Three greyhound trainers have been suspended for baiting their dogs with live possums, throwing the sport's Victorian racing industry into another crisis.
The marsupials were reportedly used to spark the dogs' desire to chase, initiating a new live-baiting scandal.
Greyhound Racing Victoria, the state's racing industry body, confirmed three trainers have been suspended and barred from entering any greyhound property or club.
"We have suspended three - we've actually found those people who we think have been doing the wrong thing and we are in the process of investigating the matter," chief executive officer Alan Clayton said on Wednesday.
"Most greyhound trainers are actually doing the right thing and they're using synthetic lures."
The trainers have been stood down, with charges pending.
In 2015, the Victorian greyhound industry suspended 17 trainers over a live-baiting scandal that rocked the sport across Australia.
The industry body has since invested more than $30 million on measures to promote integrity in the industry.
"We are now a capable body, capable of regulating the industry. We have been to 100 per cent of the properties and the culture in the industry has dramatically changed from when I started," Mr Clayton said.
"We've promoted an ethical industry; we've increased our capability, integrity and animal welfare."
Victorian Racing Minister Martin Pakula said misconduct must be rooted out.

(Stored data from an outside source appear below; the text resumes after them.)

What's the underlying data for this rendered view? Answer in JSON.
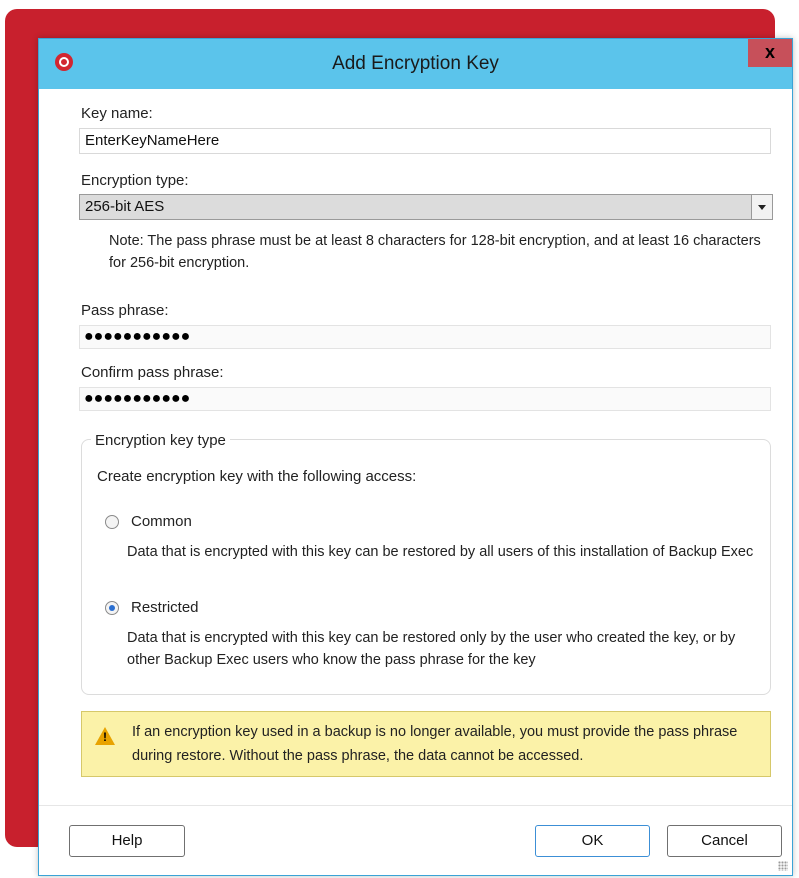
{
  "window": {
    "title": "Add Encryption Key",
    "close_label": "x"
  },
  "form": {
    "key_name_label": "Key name:",
    "key_name_value": "EnterKeyNameHere",
    "encryption_type_label": "Encryption type:",
    "encryption_type_value": "256-bit AES",
    "note": "Note: The pass phrase must be at least 8 characters for 128-bit encryption, and at least 16 characters for 256-bit encryption.",
    "pass_phrase_label": "Pass phrase:",
    "pass_phrase_value": "●●●●●●●●●●●",
    "confirm_label": "Confirm pass phrase:",
    "confirm_value": "●●●●●●●●●●●"
  },
  "key_type": {
    "legend": "Encryption key type",
    "instruction": "Create encryption key with the following access:",
    "options": [
      {
        "label": "Common",
        "description": "Data that is encrypted with this key can be restored by all users of this installation of Backup Exec",
        "checked": false
      },
      {
        "label": "Restricted",
        "description": "Data that is encrypted with this key can be restored only by the user who created the key, or by other Backup Exec users who know the pass phrase for the key",
        "checked": true
      }
    ]
  },
  "warning": {
    "icon": "warning-icon",
    "text": "If an encryption key used in a backup is no longer available, you must provide the pass phrase during restore.  Without the pass phrase, the data cannot be accessed."
  },
  "buttons": {
    "help": "Help",
    "ok": "OK",
    "cancel": "Cancel"
  },
  "colors": {
    "titlebar": "#5bc4eb",
    "close": "#c7505a",
    "background_card": "#c8202d",
    "warning_bg": "#fbf2a8",
    "radio_selected": "#2a6fd1"
  }
}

"People who are stupid enough to think they can get away with any kind of illegal conduct or conduct against the rules, I think they'll find greyhound racing is well-enough resourced to catch them and stamp them out," he told reporters.
But the state government won't consider shutting down the industry.
"That is not a reasonable test or a reasonable expectation," Mr Pakula said.
Opposition leader Michael O'Brien said the idea that live animals would be used as bait for training greyhounds was "just appalling".
"We need to make sure that this sort of conduct cannot happen and that anybody associated with it should be banned for life from the industry," he told reporters.